Griffin and his fellow Appeals Court judges rejected the argument that Lassiter was working as an independent contractor.

“Here, we recognize Plaintiff was, at the time of his injury, acting as a law enforcement officer, conducting traffic duty — an official duty of law enforcement officers,” Griffin wrote. “In so doing, Plaintiff retained his official status as he was neither acting solely on behalf of a private entity nor engaged in some private business of his own. Further, evidence at the hearing indicated Plaintiff was hired on the basis of his official status as a police officer, as required by Truesdell’s contract with NCDOT, and while undoubtably benefitting Truesdell by performing traffic duty, Plaintiff was also serving and protecting the safety of the community.”

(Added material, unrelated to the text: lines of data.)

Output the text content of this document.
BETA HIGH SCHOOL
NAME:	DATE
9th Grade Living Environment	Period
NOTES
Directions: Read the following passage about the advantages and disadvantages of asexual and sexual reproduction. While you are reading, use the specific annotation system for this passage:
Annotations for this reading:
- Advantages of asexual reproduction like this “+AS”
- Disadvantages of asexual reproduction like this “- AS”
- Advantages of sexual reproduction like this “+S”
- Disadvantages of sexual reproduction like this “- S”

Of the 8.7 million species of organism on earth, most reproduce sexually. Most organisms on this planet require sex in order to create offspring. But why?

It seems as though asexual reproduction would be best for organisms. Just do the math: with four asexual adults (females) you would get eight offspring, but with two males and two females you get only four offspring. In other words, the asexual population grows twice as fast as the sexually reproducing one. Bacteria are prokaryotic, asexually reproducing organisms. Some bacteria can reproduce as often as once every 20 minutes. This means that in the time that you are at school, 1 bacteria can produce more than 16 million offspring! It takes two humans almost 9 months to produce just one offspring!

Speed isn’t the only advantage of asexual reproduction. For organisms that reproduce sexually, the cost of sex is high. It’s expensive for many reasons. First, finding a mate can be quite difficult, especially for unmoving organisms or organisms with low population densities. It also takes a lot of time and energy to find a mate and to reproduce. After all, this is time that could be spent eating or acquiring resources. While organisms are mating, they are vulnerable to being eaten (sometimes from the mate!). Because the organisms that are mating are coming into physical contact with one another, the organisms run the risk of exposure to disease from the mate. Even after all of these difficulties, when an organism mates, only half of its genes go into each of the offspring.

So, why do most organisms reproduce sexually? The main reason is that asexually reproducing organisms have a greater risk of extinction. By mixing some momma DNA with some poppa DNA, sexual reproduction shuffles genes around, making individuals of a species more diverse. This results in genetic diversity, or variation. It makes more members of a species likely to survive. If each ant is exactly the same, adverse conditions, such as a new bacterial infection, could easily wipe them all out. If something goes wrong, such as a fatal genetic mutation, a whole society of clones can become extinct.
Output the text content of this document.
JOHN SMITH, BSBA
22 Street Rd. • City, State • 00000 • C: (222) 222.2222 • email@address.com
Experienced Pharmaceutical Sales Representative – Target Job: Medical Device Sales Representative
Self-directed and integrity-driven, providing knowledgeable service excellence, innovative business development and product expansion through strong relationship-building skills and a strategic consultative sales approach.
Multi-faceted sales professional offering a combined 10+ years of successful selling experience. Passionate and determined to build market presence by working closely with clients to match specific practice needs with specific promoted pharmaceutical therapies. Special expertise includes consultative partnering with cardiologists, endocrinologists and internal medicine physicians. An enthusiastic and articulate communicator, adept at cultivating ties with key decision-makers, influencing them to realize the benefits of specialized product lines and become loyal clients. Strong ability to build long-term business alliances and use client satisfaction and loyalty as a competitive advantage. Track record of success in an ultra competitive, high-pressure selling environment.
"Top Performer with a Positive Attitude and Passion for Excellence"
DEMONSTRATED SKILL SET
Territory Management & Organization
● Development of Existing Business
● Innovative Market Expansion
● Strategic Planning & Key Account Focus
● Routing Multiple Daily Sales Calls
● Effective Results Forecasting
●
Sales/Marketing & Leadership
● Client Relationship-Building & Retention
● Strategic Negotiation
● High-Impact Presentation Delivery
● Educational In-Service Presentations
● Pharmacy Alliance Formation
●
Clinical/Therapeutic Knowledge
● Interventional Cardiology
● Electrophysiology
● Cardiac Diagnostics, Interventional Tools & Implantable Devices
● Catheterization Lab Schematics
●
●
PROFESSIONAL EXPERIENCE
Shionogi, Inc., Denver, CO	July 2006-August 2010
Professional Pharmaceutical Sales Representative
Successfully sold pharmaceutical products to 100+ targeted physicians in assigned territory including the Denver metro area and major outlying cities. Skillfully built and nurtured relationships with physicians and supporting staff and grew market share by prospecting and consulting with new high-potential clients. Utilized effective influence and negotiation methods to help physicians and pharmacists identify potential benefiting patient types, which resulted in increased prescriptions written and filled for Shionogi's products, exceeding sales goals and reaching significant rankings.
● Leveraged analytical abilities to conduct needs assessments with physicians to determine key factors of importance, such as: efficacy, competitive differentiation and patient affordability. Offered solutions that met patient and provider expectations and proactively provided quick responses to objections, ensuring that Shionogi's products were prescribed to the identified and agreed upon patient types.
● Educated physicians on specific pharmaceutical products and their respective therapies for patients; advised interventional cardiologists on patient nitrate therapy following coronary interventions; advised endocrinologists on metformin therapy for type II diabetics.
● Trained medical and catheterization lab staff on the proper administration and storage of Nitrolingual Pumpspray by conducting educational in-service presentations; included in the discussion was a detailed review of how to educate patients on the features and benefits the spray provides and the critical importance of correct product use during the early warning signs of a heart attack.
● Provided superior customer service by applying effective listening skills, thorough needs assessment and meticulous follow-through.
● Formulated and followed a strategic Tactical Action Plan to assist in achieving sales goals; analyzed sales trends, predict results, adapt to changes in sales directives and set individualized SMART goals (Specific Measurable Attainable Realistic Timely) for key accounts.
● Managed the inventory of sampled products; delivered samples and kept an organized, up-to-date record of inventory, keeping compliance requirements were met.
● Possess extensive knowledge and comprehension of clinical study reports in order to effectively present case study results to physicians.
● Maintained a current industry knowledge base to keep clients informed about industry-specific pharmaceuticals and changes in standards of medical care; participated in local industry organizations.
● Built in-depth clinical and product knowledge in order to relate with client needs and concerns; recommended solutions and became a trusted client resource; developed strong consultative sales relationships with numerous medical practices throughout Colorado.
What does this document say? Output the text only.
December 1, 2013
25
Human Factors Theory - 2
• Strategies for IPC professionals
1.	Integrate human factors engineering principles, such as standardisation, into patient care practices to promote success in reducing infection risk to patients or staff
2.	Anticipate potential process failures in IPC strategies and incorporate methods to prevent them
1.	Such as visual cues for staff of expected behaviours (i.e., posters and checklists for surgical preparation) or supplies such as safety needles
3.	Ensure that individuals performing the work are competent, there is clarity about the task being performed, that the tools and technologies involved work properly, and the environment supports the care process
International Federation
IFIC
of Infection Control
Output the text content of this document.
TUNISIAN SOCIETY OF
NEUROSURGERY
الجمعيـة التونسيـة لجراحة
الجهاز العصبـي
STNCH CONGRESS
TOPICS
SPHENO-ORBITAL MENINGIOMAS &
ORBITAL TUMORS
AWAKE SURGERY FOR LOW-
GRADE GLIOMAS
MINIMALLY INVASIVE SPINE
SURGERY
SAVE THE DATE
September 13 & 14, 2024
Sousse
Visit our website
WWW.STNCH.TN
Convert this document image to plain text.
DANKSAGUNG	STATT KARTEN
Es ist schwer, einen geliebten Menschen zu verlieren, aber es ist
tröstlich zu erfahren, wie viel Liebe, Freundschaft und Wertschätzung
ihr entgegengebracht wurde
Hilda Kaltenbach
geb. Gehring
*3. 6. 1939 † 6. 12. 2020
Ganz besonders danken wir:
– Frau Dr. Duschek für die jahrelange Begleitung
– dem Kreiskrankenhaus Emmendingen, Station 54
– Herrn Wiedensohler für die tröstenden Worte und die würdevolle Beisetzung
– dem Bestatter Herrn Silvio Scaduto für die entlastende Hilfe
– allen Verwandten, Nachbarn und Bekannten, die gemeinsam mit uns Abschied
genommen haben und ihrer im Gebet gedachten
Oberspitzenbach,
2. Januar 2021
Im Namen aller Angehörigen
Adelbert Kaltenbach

“Plaintiff did not have the independent use of his skill, knowledge, or training as a law enforcement officer,” Griffin added. “He was required to comply with instruction from both Truesdell and RCSO.” Law enforcement supervisors “were relayed instructions through Truesdell who indicated to them the way in which traffic should flow and the number of officers approved to complete the service.”

Appellate judges diverged from the Industrial Commission on Truesdell’s responsibility in the case. “Plaintiff here was not under any express contract of employment with Truesdell. However, record evidence reflects the existence of an implied contract,” Griffin wrote. “We acknowledge Truesdell was not responsible for training Plaintiff, but Truesdell did hire, pay, and supervise Plaintiff.”

Griffin noted Truesdell’s oversight role. “Notably, Plaintiff was not originally scheduled to work on the date of his accident,” according to the Appeals Court opinion. Law enforcement supervisors “after consulting the plan and recommended officer count offered by Truesdell, believed there needed to be additional officers on site.”

They “contacted Truesdell to ask permission before calling Plaintiff to request his assistance in traffic control work. This indicates a consistent level of supervision or control which Truesdell had over the officers; if Truesdell had rejected the request for an additional officer or refused to present the idea to NCDOT, Plaintiff would not have been on the scene the night of his injury,” Griffin wrote.

The new decision featured a different take on the “joint employment doctrine” than the state Appeals Court had adopted in an earlier case, Whicker v. Compass Group USA. In that case, the court had rejected a claim of joint employment because the two employers engaged in different types of work.

“We recognize, instead, the joint employee doctrine specifically states the service being performed by the plaintiff for each employer must be the same or closely related to the service for the other, not that the nature of the work of each employer had to be the same or closely related,” Griffin explained. “For, if we were to accept the Court’s interpretation in Whicker, we would be effectively prohibiting, at a minimum, any off-duty law enforcement officer performing traffic duty from recovering from the company for which he was performing traffic duty, regardless of whether an express or implied contract existed, unless the officer was performing traffic duty for a private company whose business was also performing traffic duty.”

“Here, Plaintiff was, at the time of his injury: a single employee; under a contract of employment with both RCSO and Truesdell; under the simultaneous control of both RCSO and Truesdell; and performing a service similar to the service he performed for RCSO when performing traffic duty for Truesdell,” Griffin concluded. “Thus, we hold Plaintiff was jointly employed by both RCSO and Truesdell at the time of his injury.”

Judge Hunter Murphy and Toby Hampson joined Griffin’s opinion.